I've based my research on suggestions from blogs and other posts in this forum such as:
http://blogs.splunk.com/2010/02/11/sourcetypes-gone-wild/
http://answers.splunk.com/answers/25560/field-names-from-file-including-source-and-host.html
http://answers.splunk.com/answers/83619/source-sourcetype-defined-by-folder-names.html
A sample of log files I'm wanting to ingest are:
/app/prod/app_1/logs/ABCDE123_20141013163738_24772.log
/app/prod/app_1/logs/XYZABC456_20141013093007_16799.log
/app/prod/app_1/logs/EFGHIJK789_20141013093007_16799.log
/app/prod/app_1/logs/123ABC_20141013093007_16799.log
In my universal forwarder I have an inputs.conf file with the following entry:
[monitor:///app/prod/app_1/logs/*.log]
disabled = false
followTail = 1
index = app_index
In my indexer I have a props.conf file with the following entry:
[source::/app/prod/app_1/logs/*.log]
TRANSFORMS-set_sourcetype_app_logs = set_sourcetype_app_logs
Also in my indexer a transforms.conf file with the following entry:
[set_sourcetype_app_logs]
DEST_KEY=MetaData:Sourcetype
SOURCE_KEY=MetaData:Source
REGEX=\w+(?=_\w+_\w+\.log$)
FORMAT=sourcetype::$1
My expectation is that indexed logs should a source like "/app/prod/app_1/logs/ABCDE123_20141013163738_24772.log" and a sourcetype like "ABCDE123"

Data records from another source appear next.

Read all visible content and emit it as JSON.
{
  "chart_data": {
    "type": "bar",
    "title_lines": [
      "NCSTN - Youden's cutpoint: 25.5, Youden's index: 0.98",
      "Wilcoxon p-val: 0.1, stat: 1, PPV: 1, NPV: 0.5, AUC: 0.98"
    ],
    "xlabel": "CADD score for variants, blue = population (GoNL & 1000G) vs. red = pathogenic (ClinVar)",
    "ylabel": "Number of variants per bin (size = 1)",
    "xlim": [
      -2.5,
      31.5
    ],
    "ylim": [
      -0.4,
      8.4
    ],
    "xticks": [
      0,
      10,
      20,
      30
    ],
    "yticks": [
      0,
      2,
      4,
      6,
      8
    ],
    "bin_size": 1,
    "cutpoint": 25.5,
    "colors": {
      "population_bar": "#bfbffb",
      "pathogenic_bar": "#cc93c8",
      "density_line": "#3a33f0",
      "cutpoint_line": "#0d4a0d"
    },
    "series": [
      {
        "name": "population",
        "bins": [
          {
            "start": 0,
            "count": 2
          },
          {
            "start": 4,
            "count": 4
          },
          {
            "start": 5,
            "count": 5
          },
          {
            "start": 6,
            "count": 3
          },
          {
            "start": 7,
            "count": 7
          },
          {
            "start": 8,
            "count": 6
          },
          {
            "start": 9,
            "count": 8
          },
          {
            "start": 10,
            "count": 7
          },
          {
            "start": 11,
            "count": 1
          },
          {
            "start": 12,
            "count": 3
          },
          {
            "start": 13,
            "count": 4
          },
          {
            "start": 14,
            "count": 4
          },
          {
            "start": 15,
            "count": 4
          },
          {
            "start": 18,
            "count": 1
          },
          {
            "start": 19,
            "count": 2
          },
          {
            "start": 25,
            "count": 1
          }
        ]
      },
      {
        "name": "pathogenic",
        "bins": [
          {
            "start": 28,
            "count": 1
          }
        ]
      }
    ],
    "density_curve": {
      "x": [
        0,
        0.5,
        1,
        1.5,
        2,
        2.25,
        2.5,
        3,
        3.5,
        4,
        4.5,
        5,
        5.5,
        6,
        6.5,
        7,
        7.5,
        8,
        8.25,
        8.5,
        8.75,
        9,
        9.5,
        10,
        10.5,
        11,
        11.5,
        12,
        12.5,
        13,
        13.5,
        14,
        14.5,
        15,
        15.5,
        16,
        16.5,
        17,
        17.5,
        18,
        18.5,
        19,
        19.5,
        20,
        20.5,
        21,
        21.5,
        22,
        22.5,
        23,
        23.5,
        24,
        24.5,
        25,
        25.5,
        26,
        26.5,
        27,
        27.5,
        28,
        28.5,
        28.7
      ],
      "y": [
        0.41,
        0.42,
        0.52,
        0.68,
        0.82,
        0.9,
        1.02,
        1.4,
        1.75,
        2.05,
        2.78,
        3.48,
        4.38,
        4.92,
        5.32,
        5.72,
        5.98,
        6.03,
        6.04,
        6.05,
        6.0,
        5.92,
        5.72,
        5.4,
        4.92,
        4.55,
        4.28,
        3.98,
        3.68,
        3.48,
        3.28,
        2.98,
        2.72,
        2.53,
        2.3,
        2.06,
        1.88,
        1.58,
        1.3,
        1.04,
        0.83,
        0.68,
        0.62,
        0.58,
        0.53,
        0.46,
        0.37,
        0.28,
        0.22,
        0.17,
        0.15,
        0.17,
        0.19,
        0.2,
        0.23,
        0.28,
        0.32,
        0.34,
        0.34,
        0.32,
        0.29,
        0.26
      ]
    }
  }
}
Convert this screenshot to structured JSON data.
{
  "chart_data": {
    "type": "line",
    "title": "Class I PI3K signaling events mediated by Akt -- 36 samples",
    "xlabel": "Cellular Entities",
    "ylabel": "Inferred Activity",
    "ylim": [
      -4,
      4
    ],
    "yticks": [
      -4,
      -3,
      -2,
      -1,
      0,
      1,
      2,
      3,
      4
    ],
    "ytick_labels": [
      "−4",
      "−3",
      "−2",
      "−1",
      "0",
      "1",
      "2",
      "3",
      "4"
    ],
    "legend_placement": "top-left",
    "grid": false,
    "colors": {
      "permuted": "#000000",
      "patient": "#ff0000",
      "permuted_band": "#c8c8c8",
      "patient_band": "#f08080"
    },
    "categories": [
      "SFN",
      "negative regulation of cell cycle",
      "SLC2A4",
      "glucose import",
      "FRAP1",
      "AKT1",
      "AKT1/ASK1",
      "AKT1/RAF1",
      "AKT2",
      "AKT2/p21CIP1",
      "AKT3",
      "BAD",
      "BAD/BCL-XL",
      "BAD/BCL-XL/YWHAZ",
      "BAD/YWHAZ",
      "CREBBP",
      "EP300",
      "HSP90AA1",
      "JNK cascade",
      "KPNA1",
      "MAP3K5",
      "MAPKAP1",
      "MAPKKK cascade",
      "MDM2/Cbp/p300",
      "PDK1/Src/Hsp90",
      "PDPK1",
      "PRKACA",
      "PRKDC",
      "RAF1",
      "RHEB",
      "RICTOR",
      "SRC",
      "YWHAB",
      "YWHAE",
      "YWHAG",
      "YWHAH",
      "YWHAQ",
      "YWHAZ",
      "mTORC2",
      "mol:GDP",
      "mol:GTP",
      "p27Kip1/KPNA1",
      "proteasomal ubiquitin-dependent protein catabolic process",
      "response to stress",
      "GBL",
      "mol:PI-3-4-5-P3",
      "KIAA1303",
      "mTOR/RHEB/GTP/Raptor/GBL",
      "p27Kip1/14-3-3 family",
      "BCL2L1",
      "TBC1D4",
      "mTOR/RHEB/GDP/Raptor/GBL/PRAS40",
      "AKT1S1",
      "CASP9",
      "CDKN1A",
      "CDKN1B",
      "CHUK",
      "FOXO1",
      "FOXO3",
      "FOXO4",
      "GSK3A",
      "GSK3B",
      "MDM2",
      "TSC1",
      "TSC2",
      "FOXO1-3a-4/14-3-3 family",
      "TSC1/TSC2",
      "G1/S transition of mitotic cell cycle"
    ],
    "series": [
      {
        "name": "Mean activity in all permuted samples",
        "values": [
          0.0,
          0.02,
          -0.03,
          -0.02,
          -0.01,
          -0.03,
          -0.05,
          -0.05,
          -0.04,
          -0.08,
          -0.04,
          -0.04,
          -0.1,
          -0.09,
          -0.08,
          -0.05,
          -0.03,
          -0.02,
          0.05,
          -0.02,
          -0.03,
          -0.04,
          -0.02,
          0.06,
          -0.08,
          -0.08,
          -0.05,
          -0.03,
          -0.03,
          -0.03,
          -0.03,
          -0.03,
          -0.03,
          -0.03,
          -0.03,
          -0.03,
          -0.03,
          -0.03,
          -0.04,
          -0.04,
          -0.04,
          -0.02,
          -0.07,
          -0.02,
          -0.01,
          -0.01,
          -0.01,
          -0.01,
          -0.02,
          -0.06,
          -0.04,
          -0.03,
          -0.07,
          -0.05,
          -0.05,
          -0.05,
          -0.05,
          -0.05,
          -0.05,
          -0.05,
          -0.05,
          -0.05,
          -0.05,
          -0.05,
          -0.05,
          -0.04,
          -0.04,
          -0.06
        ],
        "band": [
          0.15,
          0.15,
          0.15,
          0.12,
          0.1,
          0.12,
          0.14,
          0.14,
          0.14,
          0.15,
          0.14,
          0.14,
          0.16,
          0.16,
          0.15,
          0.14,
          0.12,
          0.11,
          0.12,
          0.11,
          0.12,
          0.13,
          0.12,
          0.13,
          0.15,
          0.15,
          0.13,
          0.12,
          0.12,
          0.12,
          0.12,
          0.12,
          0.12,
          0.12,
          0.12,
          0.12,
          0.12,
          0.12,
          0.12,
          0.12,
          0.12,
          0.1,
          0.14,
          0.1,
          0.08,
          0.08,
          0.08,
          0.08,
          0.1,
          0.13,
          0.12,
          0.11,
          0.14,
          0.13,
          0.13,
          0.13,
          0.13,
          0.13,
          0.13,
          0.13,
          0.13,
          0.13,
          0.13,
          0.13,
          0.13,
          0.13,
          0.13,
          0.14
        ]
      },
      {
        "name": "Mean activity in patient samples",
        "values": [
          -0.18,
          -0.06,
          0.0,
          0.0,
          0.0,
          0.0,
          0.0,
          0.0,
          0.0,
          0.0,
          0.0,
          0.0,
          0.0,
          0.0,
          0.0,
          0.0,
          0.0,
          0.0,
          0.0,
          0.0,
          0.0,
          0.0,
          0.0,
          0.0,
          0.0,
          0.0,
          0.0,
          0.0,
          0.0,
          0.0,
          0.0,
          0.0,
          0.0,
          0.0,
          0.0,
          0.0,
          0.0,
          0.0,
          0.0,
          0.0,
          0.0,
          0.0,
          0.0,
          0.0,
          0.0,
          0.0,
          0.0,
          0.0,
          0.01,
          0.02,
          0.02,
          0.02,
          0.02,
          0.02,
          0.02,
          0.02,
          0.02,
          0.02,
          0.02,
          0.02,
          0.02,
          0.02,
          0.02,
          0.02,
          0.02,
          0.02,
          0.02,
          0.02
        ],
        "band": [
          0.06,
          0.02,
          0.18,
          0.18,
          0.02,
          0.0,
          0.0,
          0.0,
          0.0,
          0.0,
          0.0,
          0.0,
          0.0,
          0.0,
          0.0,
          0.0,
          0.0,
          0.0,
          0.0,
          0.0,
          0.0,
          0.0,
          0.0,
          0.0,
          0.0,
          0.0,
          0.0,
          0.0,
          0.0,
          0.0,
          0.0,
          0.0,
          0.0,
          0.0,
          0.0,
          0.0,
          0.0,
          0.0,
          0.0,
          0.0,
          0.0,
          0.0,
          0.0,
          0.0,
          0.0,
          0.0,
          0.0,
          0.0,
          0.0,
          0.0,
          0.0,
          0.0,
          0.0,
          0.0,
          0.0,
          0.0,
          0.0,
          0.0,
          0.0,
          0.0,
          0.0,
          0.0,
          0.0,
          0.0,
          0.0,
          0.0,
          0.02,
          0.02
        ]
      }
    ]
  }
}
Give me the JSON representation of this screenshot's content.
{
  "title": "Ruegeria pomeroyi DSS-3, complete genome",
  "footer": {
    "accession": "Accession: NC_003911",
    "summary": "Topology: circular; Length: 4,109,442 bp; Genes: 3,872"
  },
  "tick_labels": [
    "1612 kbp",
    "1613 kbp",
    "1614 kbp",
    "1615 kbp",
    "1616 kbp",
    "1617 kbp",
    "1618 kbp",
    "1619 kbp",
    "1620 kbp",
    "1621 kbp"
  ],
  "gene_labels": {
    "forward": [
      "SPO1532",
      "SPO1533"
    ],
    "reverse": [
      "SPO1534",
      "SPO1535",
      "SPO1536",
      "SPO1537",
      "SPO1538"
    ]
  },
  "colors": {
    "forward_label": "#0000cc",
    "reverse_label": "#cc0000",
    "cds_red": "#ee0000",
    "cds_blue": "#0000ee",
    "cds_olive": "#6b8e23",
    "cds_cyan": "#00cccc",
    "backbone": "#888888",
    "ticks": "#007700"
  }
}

However, once the logs are ingested and indexed, a search reveals that all data ingested appeared literally with sourcetype of '$1' instead of the intended filename regex,
Do I have a problem with my transforms.conf regex or is my configuration completely off the mark?
Any help would be greatly appreciated.
Thanks,
Bobby
Since you want to use the first part of the filename, you need to change your regex.
REGEX=\w+(?=_\w+_\w+\.log$)
You want the \w characters that precede the _number_number.log, so you have make them a capturing group, like so:
REGEX=(\w+)(?=_\w+_\w+\.log$)
Now $1 is ABCDE123 and similar.
Since you want to use the first part of the filename, you need to change your regex.
REGEX=\w+(?=_\w+_\w+\.log$)
You want the \w characters that precede the _number_number.log, so you have make them a capturing group, like so:
REGEX=(\w+)(?=_\w+_\w+\.log$)
Now $1 is ABCDE123 and similar.
Perfect! Worked like a charm. Thanks for your help!
Incidentally if you wanted to use the entire regex match, you could have used $0, but I encourage the explicit capture group approach.
Are you sure (?=)
acts as a capturing group? I think it's just a zero-width assertion that doesn't capture any text. Why not drop the ?=
I'm a little skittish of a sourcetype like 20141013093007_16799.log though. That doesn't sound like a data format, which is what sourcetypes are. It sounds like the time of day at which the data was produced. I would typically want to call this data something like "app_1".
Aside: you probably want to disable followTail, it's not really reasonable/safe and splunk only get the new data anyway. FollowTail is just useful when first setting up a forwarder.
Hi jrodman,
Thanks for your feedback
Just to be clear the sourcetype I wanted was "XYZABC456" and not "20141013093007_16799.log"
Regarding the regex I tested this on www.regexr.com and it seemed to work fine there. According to regexr "(?=)" is a positive lookahead so "(?=_\w+_\w+\.log$)"
looks for the pattern "_word_word.log" and the preceding "\w"
matches the word before the lookahead pattern.
I did consider sticking with "app_1" at one point - but we have so many different job types (the examples are only a very small subset) - that extracting job name as the sourcetype from the filename would be more useful.
Cheers,
Bobby
Oh sorry, reading comprehension fail on my part.
Make that an answer and I'll upvote it.
Are you sure it's the answer to the question? I still can't tell.